Eh nihayet şurada birkaç sene kaldı, kehanetin sonucunu görmeye! Nutuk’ta yazarlara göre tarihsel göndermeler büyük bir isabetle kaydedilmişti, fakat bazılarındaysa “küçük zaman kaymaları” saptanmıştı. Yine de yazarlar çalışmalarından kuşku duyuyorlar; gizli şifrenin açığa kavuşturulmasında yetersiz kalabileceklerinden endişe ediyorlar ve başkaca çalışmaların gereğini vurguluyorlar. İşin tuhafı yazarlar, Nutuk’tan alınacak ana fikrin Atatürk’ün bizleri gelecekte iç ve dış düşmanlara karşı uyarması olarak değerlendiriyorlar; iyi güzel, fakat bunu keşfetmek için bu kadar çaba ve gayrete ne gerek vardı acaba? Zaten Nutuk’un gençliğe hitabe tarzındaki finali bunu açık olarak belirtmektedir. Bu uyarı gizli bir şifre olarak neden saklanma gereği duyulmuş hiç anlaşılamıyor.
19’un sırrı
19 rakamının Atatürk’ün hayatındaki önemi yazarların gözünden kaçmamış: İlk önce tabiî ki doğum tarihi olan 19 Mayıs 1881! Kaç kez yazılacak çizilecek bilemiyorum artık, Mustafa Kemal’in 19 Mayıs olarak belirtilen doğum günü gerçek doğum günü değildir; kendisinin sembolik önemi olduğunu düşündüğü ve kendisine uygun gördüğü tarihtir. 1881 de yanlıştır; gerçek doğum yılının 1880 mi, 1881 mi olduğunu muhtemelen hiçbir zaman bilemeyeceğiz. Bir zamanlar 1880 olarak ders kitaplarına ve pullara bile geçmişti. Sonra 1881 daha uygun görülmüş olmalı. Biri araştırsa keşke, bu geçiş tam olarak ne zamana denk gelmiş diye. Dahası da var: Mustafa Kemal Atatürk ismi ve soyadı tek tek harfler toplandığında 19 ediyor. Gençliğe hitabe de 19 cümleden ibarettir; buradaki tek sakınca bu kısmın İsmet İnönü tarafından yazıldığına ilişkin iddiadır. 19 Mayıs 1919 tarihinde üç tane 19 rakamı olması, Atatürk’ün ömrünün de 3 çarpı 19 olmasıyla ilintilidir. Ayrıca 19 Mayıs 1919’da Atatürk’ün yaşının 2 çarpı 19 eşit 38 olması başkaca bir işarettir. Bu da matematiksel olarak doğru olmayacak korkarım, çünkü Atatürk’ün yaşı tam olarak bilinmemektedir. Muhtemelen bilinenden daha erken bir tarihte doğmuştur. Bütün bunlardan tatmin olmayan okuyuculara iki örnek daha vererek konuyu kapatıyorum: Ne mutlu Türküm diyene ile istikbâl göklerdedir özdeyişlerinde bulunan harfleri bir sayın bakalım kaç çıkacak? Ya tabiî ki 19. Ve son olarak doğum ve ölüm yılları 19 sayısının katlarıdır. Cenazesi de 19 Kasım’da İzmit’e götürülmüştü zaten.

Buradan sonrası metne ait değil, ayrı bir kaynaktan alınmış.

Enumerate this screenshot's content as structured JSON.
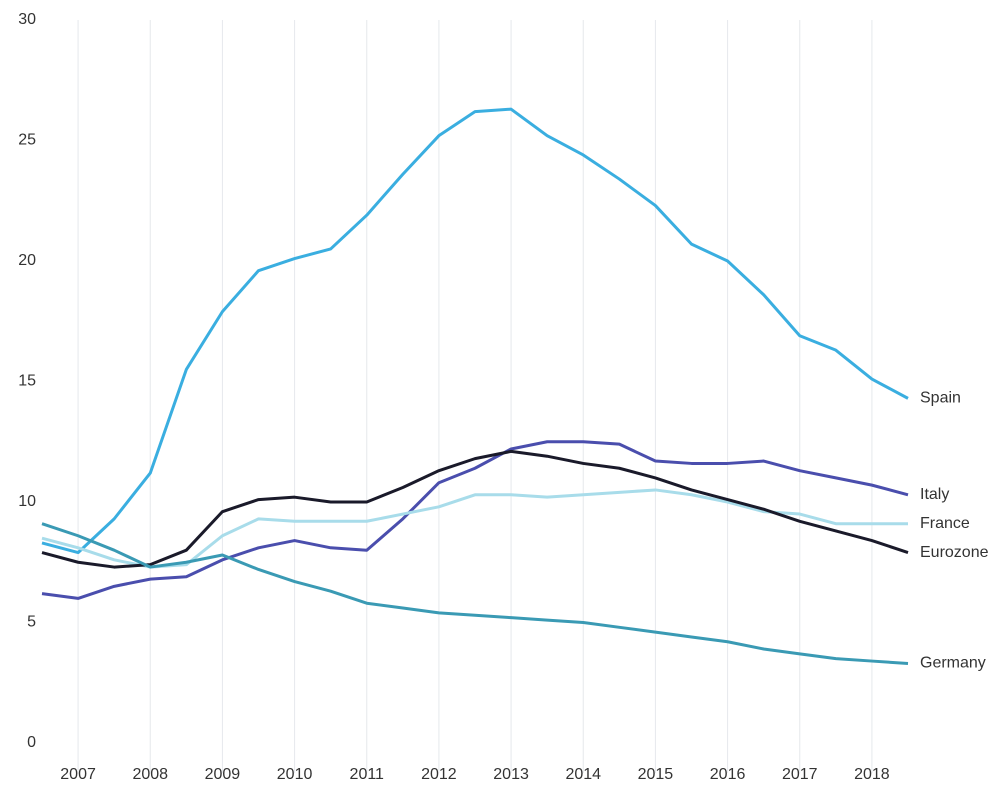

Niçin 2005 yılında incelemeye tabi tutuldu
Eğer biz de yazarların izinden gidecek olursak, sanırım şu soruyu sormakta haklı oluruz; yazarların özellikle vurgulama gereğini duydukları “çok fazla tesadüf tesadüf değildir” özdeyişi madem ki ciddîye alınacaktır, o halde Nutuk’un niçin 2005 yılında böyle bir incelemeye tâbi tutulduğunu öğrenmek hakkımızdır. 2005 bir tesadüf olabilir mi? Sanırım hayır; nedense ulusalcılığın zirveye taşınmakta olduğu bir sırada Nutuk’ta geleceğe ilişkin kehanet arama; Atatürk’ün söylediklerinden hareketle gerçekte söylemeyip gelecek kuşakların araştırmalarına emanet ettiği kehanetlerinin keşfedilmesini sağlama çabaları, Atatürk’ün ve Atatürkçülüğün ulusalcı eksende yeniden şekillendiği döneme denk geliyorsa eğer, bu elbette basit bir tesadüf sayılamaz. Aksine, bu ve benzeri bütün “araştırmalar”, ulusalcılığın şahlanışına eşlik ettiler. Amaç tekti; Atatürk’ün söylediklerinden yeterince yararlanılacak bir şey bulunamadığında, bizzat Atatürk’ün gizli hakikatlerine müracaat etmenin gerekli ve mümkün olduğuna inanmak ve inandırmak. Yani Atatürk yaşasaydı ne derdi, ne yapardı tarzındaki yaygın soruları, “ikna edici” bir şekilde yanıtlamak; sonra internet üzerinden alıcı kitleye propaganda etmek. Bu türden “zengin” ikramlar zamanında piyasayı epey doldurdu ve doyurdu. Lâkin mesela bu kitabın yeni baskı yapmaması tabiî üzücü. Bu piyasanın bile daraldığını gösteriyor. Hatırlar mısınız bilmem, Atatürk’ün öte âlemden seslendiğini duyanlar, bu kez Nutuk’ta keramet ve kehanet avcılığına çıkmış olmasınlar sakın? Atatürk’ü modern bir Nostradamus haline getirmek isteyenler işi bayağı ilerletmişler; MacArthur’la görüşmesinde onun ikinci dünya savaşını nasıl yıllar öncesinden öngörüp, hatta sonucunu bile tıpa tıp anlattığıyla iftihar etmişlerdi. Ah her şey yolunda gidebilirdi, bu palavraları ortaya döken tarihçiler olmasaydı!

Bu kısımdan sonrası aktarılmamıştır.